We take a normal size plane to Amsterdam, sitting together on the 45 minute flight. Our first view of Holland seems to be of a great plain that is lower than the sea - could that be true?
After landing, we stagger, hollow-eyed and slack-jawed through the airport searching for the train. We look so stranger-in-a-strange-land that a kindly British Air pilot takes us under his wing and pilots us in the correct direction. Did you know that the Amsterdam airport is Home of the Whopper?
After a short, brutal ride on the train where Frank feels he’s been pushed around, he takes proper charge and people fall by the wayside as we hop into our cab.

We are stunned by a kazillion bikes whipping by, also stacked, and piled so that every crack in the sidewalk sprouts at least three bikes. We find later that they rule the road, and we are mere insects to be crushed under their wheels and also viciously screamed at in a foreign language by short-haired blond women. We see virtually no SUVs, but are treated to a parade of small, colorful tractors.

We find our hotel, the Hestia, down a narrow cobblestone street like one reads about in Dickens. We pack Frank and our bags into the tiny “lift” and I climb up the three vertiginous, ladder-like flights of stairs, and find our room to be big and airy with three—yes three!—beds.

We fall into a jet-lagged doze only to be dragged awake by the desk-lady knocking to say, oh dear, your room wasn’t hoovered. I stagger to the door and say no, it’s fine, but how do we plug in our various electronic brain devices that keep us alive because here are these strange foreign plugins with tiny round holes that make no sense? (And to think that my brother Dan warned me about this very situation and did I listen?)
She says she will dig up something, but I find an American-syle plug in the bathroom that ominously says, FOR SHAVERS ONLY – nevertheless it seems to work for other more important things than shavers like phone and camera battery but not the MacBook Pro which we find out later when it’s down to 21 percent.
What does this mean: Homo Sapiens Non Urinat In Ventum?

We decide to finally face the music and go see some art, which is why we're going through all this torture, after all. The Rijksmuseum has a long line, but I finally get in free on my lapsed press pass, saving us 12.5 Euros. The first painting we see is full of Dutch men in silk hose of pink and yellow with lacy frills at the top of their soft leather boots – they look very manly nonetheless, and one of them looks exactly like my son Aaron.

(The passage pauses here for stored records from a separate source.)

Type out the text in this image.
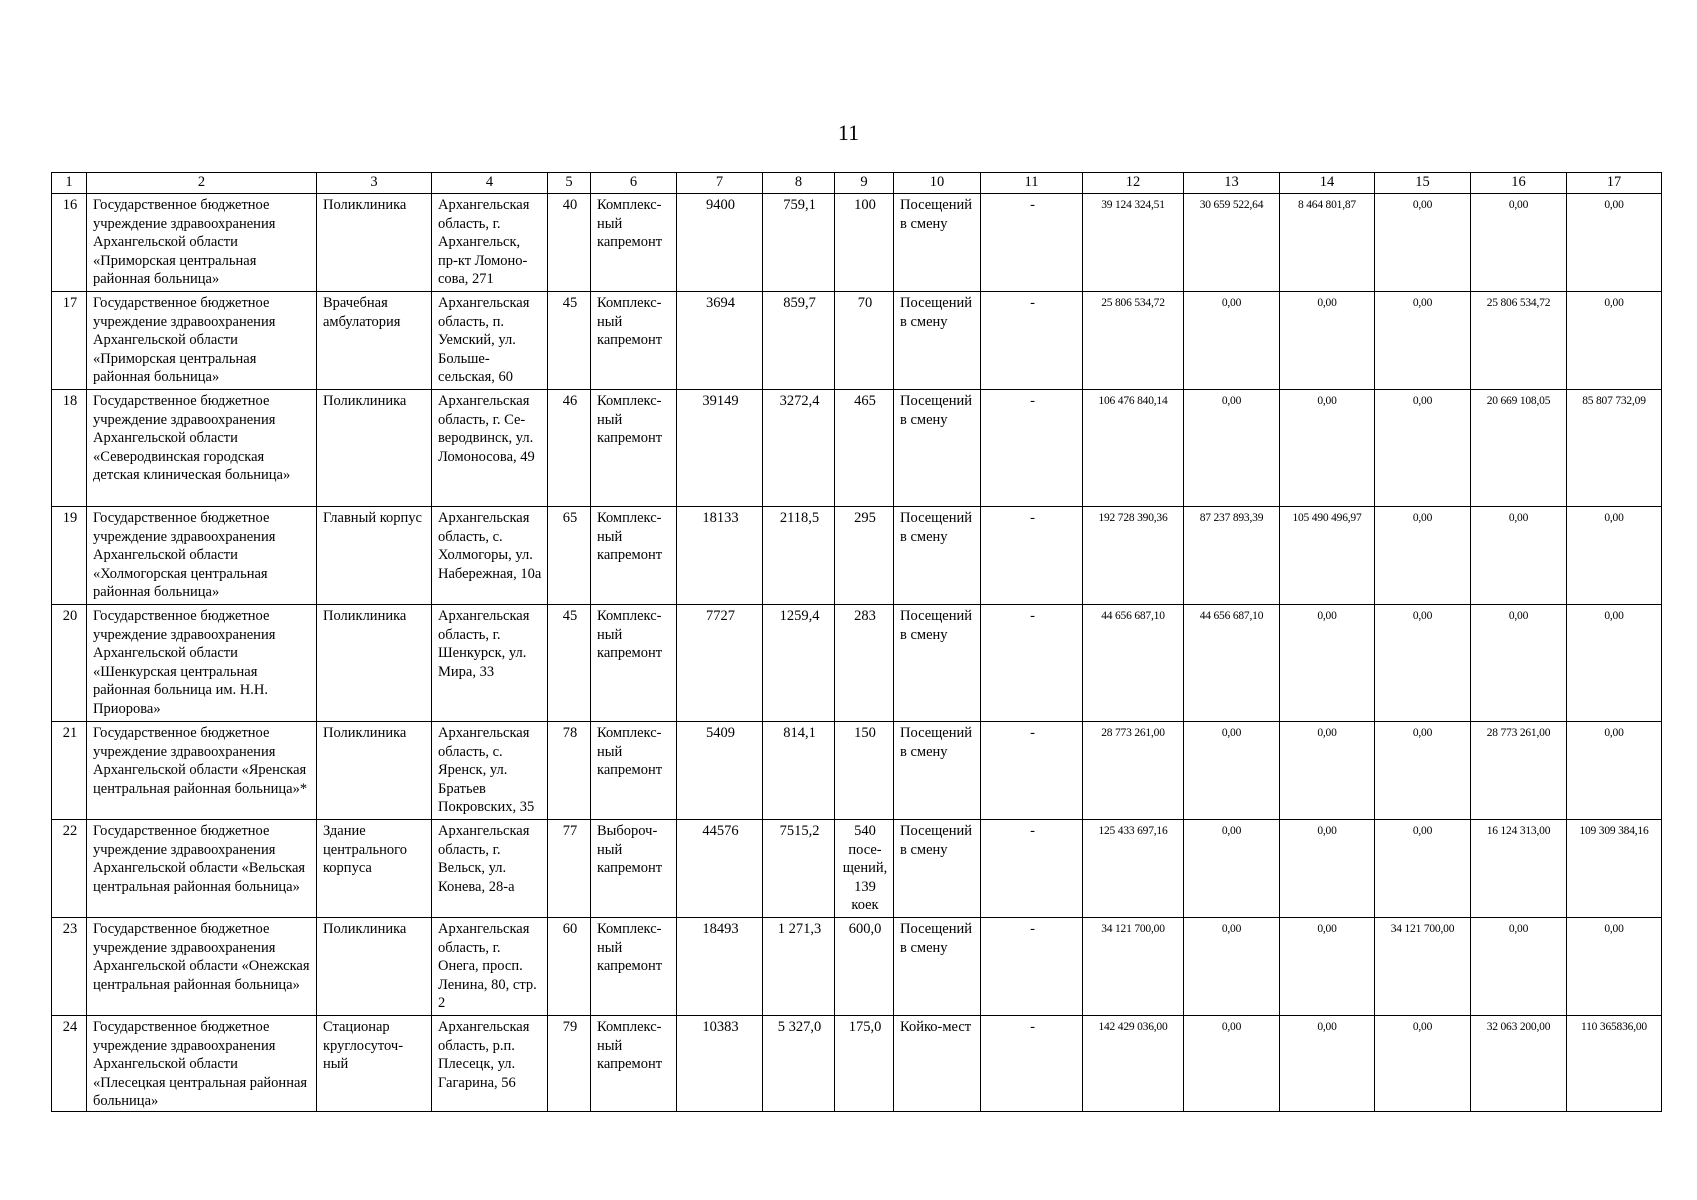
11
1	2	3	4	5	6	7	8	9	10	11	12	13	14	15	16	17
16	Государственное бюджетное учреждение здравоохранения Архангельской области «Приморская центральная районная больница»	Поликлиника	Архангельская область, г. Архангельск, пр-кт Ломоно-сова, 271	40	Комплекс-ный капремонт	9400	759,1	100	Посещений в смену	-	39 124 324,51	30 659 522,64	8 464 801,87	0,00	0,00	0,00
17	Государственное бюджетное учреждение здравоохранения Архангельской области «Приморская центральная районная больница»	Врачебная амбулатория	Архангельская область, п. Уемский, ул. Больше-сельская, 60	45	Комплекс-ный капремонт	3694	859,7	70	Посещений в смену	-	25 806 534,72	0,00	0,00	0,00	25 806 534,72	0,00
18	Государственное бюджетное учреждение здравоохранения Архангельской области «Северодвинская городская детская клиническая больница»	Поликлиника	Архангельская область, г. Се-веродвинск, ул. Ломоносова, 49	46	Комплекс-ный капремонт	39149	3272,4	465	Посещений в смену	-	106 476 840,14	0,00	0,00	0,00	20 669 108,05	85 807 732,09
19	Государственное бюджетное учреждение здравоохранения Архангельской области «Холмогорская центральная районная больница»	Главный корпус	Архангельская область, с. Холмогоры, ул. Набережная, 10а	65	Комплекс-ный капремонт	18133	2118,5	295	Посещений в смену	-	192 728 390,36	87 237 893,39	105 490 496,97	0,00	0,00	0,00
20	Государственное бюджетное учреждение здравоохранения Архангельской области «Шенкурская центральная районная больница им. Н.Н. Приорова»	Поликлиника	Архангельская область, г. Шенкурск, ул. Мира, 33	45	Комплекс-ный капремонт	7727	1259,4	283	Посещений в смену	-	44 656 687,10	44 656 687,10	0,00	0,00	0,00	0,00
21	Государственное бюджетное учреждение здравоохранения Архангельской области «Яренская центральная районная больница»*	Поликлиника	Архангельская область, с. Яренск, ул. Братьев Покровских, 35	78	Комплекс-ный капремонт	5409	814,1	150	Посещений в смену	-	28 773 261,00	0,00	0,00	0,00	28 773 261,00	0,00
22	Государственное бюджетное учреждение здравоохранения Архангельской области «Вельская центральная районная больница»	Здание центрального корпуса	Архангельская область, г. Вельск, ул. Конева, 28-а	77	Выбороч-ный капремонт	44576	7515,2	540 посе-щений, 139 коек	Посещений в смену	-	125 433 697,16	0,00	0,00	0,00	16 124 313,00	109 309 384,16
23	Государственное бюджетное учреждение здравоохранения Архангельской области «Онежская центральная районная больница»	Поликлиника	Архангельская область, г. Онега, просп. Ленина, 80, стр. 2	60	Комплекс-ный капремонт	18493	1 271,3	600,0	Посещений в смену	-	34 121 700,00	0,00	0,00	34 121 700,00	0,00	0,00
24	Государственное бюджетное учреждение здравоохранения Архангельской области «Плесецкая центральная районная больница»	Стационар круглосуточ-ный	Архангельская область, р.п. Плесецк, ул. Гагарина, 56	79	Комплекс-ный капремонт	10383	5 327,0	175,0	Койко-мест	-	142 429 036,00	0,00	0,00	0,00	32 063 200,00	110 365836,00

Then to the Vermeer that Frank has longed for—one of only two Vermeer did of town scenes, called "The Little Street" with whitewashed facade and detailed bricks and the woman in the door sewing in the morning light. Then to Rembrandt and his “Night Watch” with all the gun cleaning and shimmering golden light woven through it, plus several mother-of-pearl-embedded guns are hanging on the wall, just like the ones in the painting.

We begin to weave and sway in front of all the beautiful paintings, so go for a refreshing walk back to our hotel, snooze again, then find a Dutch restaurant by a canal that has one of the best meals I’ve ever eaten, with a complimentary mushroom soup in an espresso-style cup, no not soup, distillation, elixir, with a delicious fried cod-ball, and I had the grilled cod with carrots, asparagus, lima beans, all crunchy and flavorful, and Frank had the quail with its little legs all rolled up in Dutch bacon and truffles. Oh, forgot to mention Frank’s appetizer, a duck mousse brulee with a crispy crust.

We run into an Alice in Wonderland chess game like played by intense, somewhat seedy men who all look like Vincent Van Gogh. And now here I am at 3AM Dutch time, running out of computer juice, and no way of knowing when I’ll be able to plug in again!

1 comment:

  1. Wonderful!
    I felt as though I was there with you.